There are also discussions about other initiatives, like the BRICS currency etc. It's unclear how these will actually play out. Nonetheless, 20% of oil was traded in other currencies last year, which would have been unthinkable a few years ago.
For instance, trading in currencies like the Yuan or Dirham can bypass the Dollar, allowing these transactions to proceed independently.
Q: Given your expertise in this sector, have you observed any similar dedollarization efforts between countries in the past?
Not for oil trade. In India, we haven't really witnessed significant changes in this regard, making it a notable development. Last year, discussions around trading of crude oil in Yuan, rubles or Dirhams emerged. It's important to note that the Dirham is pegged to the Dollar, and its value isn't freely floating; it maintains a fixed rate, such as 3.67. This implies that transactions are conducted in Dollars, but payments are made in Dirhams.
This setup can potentially bypass the need for buying large amounts of Dollars, which might otherwise strengthen the Dollar's value against other currencies. When transactions are conducted in alternative currencies, the direct demand for Dollars decreases, possibly affecting the Dollar's strength.
However, there is still uncertainty about the future of these deals. Speculations and media reports are circulating, and if a dedollarization trend materialises, it could have significant implications for India's oil trade and oil diplomacy. This development could potentially be advantageous for India, reducing its dependence on the Dollar and possibly enhancing its influence in global oil markets.
Q: If this materialises and de-Dollarization occurs, how could it impact India's oil trade and oil diplomacy? Would such a shift be advantageous for India?
The Indian Rupee's value can affect how expensive it is for countries to buy crude oil, especially those whose local currency isn't the Dollar. When India conducts transactions in Rupees or another local currency, it reduces dependence on the Dollar. This could be beneficial for oil trade because paying in Rupees might encourage other parties to invest in or purchase Indian products.
An economy the size of India cannot be ignored—everyone wants to engage with India. This is why when India expresses a desire to make payments in rupees, other countries may have to adjust, as there is increasing interest in trading in local currencies. In the global context, as the demand for oil and gas is expected to taper off over time due to the ongoing energy transition, countries like China, Saudi Arabia, and others are investing in stakes in refineries worldwide to secure some level of demand in the future. While these changes might not significantly impact in the next 1 to 2 years, they are likely to have an effect insay 7 to 8 years.

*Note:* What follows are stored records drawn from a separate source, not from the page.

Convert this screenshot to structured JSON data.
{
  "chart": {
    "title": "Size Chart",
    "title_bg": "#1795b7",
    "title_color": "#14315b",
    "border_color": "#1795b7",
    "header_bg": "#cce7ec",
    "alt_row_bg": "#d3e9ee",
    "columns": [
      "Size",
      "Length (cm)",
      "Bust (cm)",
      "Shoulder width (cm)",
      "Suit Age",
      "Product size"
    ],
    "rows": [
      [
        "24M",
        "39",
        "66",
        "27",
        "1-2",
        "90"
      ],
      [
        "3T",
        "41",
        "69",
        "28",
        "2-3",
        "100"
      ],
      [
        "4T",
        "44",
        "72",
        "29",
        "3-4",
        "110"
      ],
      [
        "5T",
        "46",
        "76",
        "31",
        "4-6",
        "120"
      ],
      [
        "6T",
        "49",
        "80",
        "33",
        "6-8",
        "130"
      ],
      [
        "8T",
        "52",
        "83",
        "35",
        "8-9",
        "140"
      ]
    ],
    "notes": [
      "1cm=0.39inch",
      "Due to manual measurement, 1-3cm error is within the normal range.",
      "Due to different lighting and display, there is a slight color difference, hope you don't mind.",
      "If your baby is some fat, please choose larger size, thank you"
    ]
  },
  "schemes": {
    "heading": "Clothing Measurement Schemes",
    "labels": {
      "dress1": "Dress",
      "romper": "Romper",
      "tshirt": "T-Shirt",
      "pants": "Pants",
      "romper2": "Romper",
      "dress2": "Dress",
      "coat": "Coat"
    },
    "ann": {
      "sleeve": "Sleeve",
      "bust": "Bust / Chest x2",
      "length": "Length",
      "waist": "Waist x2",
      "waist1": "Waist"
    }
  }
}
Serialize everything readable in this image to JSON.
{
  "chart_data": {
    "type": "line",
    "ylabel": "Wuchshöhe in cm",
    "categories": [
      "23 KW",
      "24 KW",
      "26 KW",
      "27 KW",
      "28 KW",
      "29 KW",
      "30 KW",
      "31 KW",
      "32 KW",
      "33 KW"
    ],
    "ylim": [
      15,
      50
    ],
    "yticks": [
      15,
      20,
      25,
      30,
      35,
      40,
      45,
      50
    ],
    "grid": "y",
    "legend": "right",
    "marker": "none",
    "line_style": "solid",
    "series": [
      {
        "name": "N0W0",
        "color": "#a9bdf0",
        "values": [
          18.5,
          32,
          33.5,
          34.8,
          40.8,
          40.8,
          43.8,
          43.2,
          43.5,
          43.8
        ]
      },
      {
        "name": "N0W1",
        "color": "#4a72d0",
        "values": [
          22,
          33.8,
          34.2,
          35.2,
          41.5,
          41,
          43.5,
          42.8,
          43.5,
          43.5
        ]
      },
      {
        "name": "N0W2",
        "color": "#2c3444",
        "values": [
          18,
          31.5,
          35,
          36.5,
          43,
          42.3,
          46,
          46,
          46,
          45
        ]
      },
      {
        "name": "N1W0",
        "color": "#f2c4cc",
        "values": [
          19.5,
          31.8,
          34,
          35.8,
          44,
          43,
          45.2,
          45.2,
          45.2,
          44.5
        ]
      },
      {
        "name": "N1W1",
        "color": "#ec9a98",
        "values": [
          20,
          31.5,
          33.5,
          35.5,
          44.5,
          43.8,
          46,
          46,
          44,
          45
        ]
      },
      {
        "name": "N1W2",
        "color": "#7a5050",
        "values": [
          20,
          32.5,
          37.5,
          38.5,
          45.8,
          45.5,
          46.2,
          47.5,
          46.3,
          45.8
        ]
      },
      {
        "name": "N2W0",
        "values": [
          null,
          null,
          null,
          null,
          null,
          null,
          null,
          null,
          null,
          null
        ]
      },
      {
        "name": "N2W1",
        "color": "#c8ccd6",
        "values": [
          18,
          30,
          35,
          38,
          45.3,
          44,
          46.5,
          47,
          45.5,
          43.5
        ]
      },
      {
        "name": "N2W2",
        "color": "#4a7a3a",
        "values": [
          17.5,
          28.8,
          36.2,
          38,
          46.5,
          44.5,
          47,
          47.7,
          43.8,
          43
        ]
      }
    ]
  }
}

When India begins to conduct transactions in Rupees, other companies and countries may also need to consider accommodating these transactions. This is especially pertinent given that India is a major buyer, and as global demand for commodities like oil diminishes, these countries will likely be keen to engage in trade with India in order to sell their products in this scenario of decreasing demand.
Therefore, it's not unreasonable to view this as the beginning of de-dollarization, particularly in the context of the world's most traded commodity. If this trend continues, it might not pose a loss for India, even if significant changes occur.